His silence damned him enough.
“You know these girls, that you so condemn, I have loved and cherished since childhood and assuredly there are some pickled herrings among the lot - Cressida and Phillippa and Prudence - but the majority are lovely and sweet-natured people, whom you do a great disservice with your scathing tongue. Indeed, you dismiss and trivialise the very institution for which I have spent my life preparing.”

He dipped Daphne back, then she held up one small, gloved hand to halt the protests already beginning to form in his mouth, as they rotated around the embossed, glossy wooden floor. “I see now, Simon, more clearly than ever before, that it is a good thing our courtship was, indeed, only a ruse, for never have I seen so incompatible a match as us two. And so long as you can bring yourself not to talk so derisively of my want for children and a husband, desires no one else seems to dismiss and utterly of my own - not mama’s, or even society’s - making, I shall in turn be most accepting of your own lack of desire for such things. This acceptance, I’m sure, could be the basis for a continued friendship someday but as I see now our current relationship has gone far enough. I bid you a good night, Simon.”

Daphne left him on the ballroom floor for once looking quite flummoxed, and her own heart cracked a little by her actions, but Simon soon slipped out into the gardens with a giggling Cressida, and as the newly arrived Prince Friedrich whirled her softly, Daphne could not bring herself to doubt that she had made the right decision.

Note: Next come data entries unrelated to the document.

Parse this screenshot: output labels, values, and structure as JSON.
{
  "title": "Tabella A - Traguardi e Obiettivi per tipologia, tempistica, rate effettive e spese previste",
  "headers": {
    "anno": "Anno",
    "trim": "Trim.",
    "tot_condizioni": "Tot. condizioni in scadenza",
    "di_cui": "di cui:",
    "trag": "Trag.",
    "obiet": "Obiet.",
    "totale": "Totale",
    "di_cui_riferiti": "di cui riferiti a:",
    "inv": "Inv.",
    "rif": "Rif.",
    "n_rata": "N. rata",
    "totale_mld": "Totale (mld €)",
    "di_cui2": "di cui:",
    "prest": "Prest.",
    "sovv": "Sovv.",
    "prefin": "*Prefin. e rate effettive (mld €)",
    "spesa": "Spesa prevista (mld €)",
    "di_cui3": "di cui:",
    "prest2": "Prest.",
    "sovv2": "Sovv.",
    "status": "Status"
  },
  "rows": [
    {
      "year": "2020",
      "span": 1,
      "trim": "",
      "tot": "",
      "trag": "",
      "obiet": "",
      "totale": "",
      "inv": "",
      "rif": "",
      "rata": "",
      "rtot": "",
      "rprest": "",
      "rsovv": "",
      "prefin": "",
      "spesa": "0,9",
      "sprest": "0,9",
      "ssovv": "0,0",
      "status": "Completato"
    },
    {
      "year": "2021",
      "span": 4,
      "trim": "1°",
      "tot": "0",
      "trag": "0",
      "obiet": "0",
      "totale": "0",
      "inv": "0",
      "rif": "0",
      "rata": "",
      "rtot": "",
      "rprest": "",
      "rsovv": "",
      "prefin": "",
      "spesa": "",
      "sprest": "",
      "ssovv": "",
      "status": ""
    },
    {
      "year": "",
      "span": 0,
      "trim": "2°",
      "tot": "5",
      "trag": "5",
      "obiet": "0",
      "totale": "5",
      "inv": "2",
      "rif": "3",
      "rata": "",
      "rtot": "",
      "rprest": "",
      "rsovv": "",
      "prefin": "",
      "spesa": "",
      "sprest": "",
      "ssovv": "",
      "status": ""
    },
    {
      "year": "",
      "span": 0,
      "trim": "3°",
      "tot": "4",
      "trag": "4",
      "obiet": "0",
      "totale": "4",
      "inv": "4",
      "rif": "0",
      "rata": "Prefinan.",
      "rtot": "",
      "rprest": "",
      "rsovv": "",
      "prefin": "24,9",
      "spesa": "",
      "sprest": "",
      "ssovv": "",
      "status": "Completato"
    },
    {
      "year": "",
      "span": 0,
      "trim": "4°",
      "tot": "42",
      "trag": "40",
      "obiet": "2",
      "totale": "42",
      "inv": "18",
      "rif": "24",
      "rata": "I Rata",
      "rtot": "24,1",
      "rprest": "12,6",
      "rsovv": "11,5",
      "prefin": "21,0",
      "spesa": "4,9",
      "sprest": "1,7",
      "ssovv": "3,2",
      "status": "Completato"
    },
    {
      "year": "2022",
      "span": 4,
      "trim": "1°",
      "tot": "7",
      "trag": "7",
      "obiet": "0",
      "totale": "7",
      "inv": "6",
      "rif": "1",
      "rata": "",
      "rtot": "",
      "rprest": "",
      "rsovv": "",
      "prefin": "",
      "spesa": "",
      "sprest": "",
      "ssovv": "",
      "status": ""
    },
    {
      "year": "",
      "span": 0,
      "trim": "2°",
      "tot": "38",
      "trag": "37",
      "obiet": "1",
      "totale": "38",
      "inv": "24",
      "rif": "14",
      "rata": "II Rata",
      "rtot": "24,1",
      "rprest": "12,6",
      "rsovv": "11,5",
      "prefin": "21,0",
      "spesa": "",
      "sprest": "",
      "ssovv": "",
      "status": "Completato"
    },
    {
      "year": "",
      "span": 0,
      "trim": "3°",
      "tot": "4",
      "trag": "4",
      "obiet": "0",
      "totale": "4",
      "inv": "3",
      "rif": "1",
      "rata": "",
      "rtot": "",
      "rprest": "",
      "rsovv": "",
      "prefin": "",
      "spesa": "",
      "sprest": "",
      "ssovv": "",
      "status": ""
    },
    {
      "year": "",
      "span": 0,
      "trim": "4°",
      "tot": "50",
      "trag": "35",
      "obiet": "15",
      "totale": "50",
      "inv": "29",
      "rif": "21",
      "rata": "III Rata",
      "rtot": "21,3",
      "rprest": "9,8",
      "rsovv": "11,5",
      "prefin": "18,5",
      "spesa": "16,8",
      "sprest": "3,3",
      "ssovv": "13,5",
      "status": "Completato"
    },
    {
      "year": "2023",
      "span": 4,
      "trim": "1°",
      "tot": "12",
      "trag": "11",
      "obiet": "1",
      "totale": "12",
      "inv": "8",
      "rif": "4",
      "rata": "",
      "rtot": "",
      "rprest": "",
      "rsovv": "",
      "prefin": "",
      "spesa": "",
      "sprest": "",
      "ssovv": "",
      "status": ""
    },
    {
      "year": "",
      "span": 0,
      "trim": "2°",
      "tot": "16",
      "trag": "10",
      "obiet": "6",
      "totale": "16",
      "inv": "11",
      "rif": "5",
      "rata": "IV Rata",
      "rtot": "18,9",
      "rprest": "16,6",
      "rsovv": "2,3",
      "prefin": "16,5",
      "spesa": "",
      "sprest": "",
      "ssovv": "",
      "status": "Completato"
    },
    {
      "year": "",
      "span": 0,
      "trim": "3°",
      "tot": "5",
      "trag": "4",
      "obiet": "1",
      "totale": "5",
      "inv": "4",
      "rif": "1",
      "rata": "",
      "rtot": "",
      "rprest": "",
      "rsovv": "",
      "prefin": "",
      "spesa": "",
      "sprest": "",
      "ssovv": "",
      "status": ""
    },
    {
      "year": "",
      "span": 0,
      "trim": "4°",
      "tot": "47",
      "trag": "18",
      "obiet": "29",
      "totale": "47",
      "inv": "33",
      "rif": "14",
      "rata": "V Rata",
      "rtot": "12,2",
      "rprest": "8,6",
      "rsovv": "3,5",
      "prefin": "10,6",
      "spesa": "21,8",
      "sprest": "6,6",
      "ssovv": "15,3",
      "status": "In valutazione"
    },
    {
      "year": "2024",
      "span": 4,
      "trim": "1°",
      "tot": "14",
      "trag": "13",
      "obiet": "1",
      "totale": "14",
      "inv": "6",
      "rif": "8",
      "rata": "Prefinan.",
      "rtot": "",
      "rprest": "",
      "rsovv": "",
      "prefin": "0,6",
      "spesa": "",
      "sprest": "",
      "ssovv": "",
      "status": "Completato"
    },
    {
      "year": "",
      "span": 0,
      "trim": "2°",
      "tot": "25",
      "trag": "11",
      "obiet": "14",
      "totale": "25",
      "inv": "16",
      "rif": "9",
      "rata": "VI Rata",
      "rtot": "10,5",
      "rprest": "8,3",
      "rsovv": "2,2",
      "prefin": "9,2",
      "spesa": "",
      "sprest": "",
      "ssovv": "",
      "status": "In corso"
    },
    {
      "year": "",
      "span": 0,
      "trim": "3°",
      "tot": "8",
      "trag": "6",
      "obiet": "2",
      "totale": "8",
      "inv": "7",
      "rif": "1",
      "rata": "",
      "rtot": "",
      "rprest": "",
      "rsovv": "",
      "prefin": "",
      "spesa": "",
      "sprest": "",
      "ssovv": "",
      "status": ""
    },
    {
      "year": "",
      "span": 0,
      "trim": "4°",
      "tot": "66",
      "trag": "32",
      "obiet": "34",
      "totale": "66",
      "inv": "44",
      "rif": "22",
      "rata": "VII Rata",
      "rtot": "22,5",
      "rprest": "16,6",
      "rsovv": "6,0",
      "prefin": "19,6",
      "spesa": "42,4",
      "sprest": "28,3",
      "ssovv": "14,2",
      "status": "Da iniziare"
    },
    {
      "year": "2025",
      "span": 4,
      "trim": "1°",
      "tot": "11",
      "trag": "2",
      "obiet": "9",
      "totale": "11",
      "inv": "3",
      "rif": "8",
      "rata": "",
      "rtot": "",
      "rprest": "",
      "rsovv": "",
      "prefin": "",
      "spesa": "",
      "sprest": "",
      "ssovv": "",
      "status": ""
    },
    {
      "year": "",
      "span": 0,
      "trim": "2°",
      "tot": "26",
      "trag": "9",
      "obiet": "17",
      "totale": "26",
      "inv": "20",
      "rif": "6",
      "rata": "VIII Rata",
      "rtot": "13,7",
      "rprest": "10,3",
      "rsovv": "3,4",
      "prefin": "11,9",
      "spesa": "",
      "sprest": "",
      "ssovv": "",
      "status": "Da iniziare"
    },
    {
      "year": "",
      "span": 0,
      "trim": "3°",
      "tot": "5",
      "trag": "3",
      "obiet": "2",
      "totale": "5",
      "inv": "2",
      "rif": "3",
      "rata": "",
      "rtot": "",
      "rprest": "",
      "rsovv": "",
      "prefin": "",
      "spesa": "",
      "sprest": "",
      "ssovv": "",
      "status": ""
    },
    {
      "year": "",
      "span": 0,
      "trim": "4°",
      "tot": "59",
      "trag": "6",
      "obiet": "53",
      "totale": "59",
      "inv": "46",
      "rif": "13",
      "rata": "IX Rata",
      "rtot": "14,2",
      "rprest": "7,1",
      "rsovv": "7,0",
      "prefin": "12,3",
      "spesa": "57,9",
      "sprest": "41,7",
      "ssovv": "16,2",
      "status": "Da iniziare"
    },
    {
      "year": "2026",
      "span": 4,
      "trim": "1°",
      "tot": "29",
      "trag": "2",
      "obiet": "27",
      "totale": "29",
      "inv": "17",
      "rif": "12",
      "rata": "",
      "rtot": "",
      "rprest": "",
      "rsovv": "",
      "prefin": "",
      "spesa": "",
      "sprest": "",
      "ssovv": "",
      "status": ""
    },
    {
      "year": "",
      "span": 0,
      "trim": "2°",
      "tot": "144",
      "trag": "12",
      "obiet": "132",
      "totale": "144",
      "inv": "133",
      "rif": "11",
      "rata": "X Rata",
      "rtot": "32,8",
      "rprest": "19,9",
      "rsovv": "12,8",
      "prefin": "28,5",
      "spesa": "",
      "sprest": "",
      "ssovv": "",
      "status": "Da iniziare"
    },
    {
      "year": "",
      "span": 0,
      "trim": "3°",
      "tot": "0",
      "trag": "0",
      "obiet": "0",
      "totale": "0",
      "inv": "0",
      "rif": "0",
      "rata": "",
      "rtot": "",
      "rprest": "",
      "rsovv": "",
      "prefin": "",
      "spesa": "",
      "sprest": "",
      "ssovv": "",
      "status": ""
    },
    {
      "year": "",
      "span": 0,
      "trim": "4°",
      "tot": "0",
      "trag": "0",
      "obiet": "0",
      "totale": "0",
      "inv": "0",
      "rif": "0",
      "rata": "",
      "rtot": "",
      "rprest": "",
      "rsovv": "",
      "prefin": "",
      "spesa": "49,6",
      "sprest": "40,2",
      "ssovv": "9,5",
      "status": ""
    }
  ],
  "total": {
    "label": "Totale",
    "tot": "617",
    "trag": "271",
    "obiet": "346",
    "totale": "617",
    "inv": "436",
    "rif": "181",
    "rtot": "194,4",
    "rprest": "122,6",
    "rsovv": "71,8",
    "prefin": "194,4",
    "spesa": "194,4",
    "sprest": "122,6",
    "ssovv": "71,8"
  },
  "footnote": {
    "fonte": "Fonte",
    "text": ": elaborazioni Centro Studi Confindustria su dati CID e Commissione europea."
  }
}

It is not, of course, so easy, to simply snuff out love like one would a candle. And, sure enough, even Prince Friedrich’s cornflower curls and smiling blue eyes, paled those next few weeks next to Simon’s dashing looks, and beautifully tailored velvet suits. So, if perhaps Daphne was a little colder to the Prince than proper, and snorted most unbecomingly, and even joked with him as she might one of her brothers or Simon gods-be-damned Basset, it was somewhat understandable, though some evenings she still expected her execution to be ordered. But, as a gloved hand wrapped around Daphne’s gloved elbow, she smiled warmly and softly at the man who, if not dashing and electrifying, was warm and always kind and honest and soothing to dance and talk with as hot milk on a cold winter’s night. Her Royal Highness, Princess Daphne of Prussia, had decided long ago that change was not always a bad thing.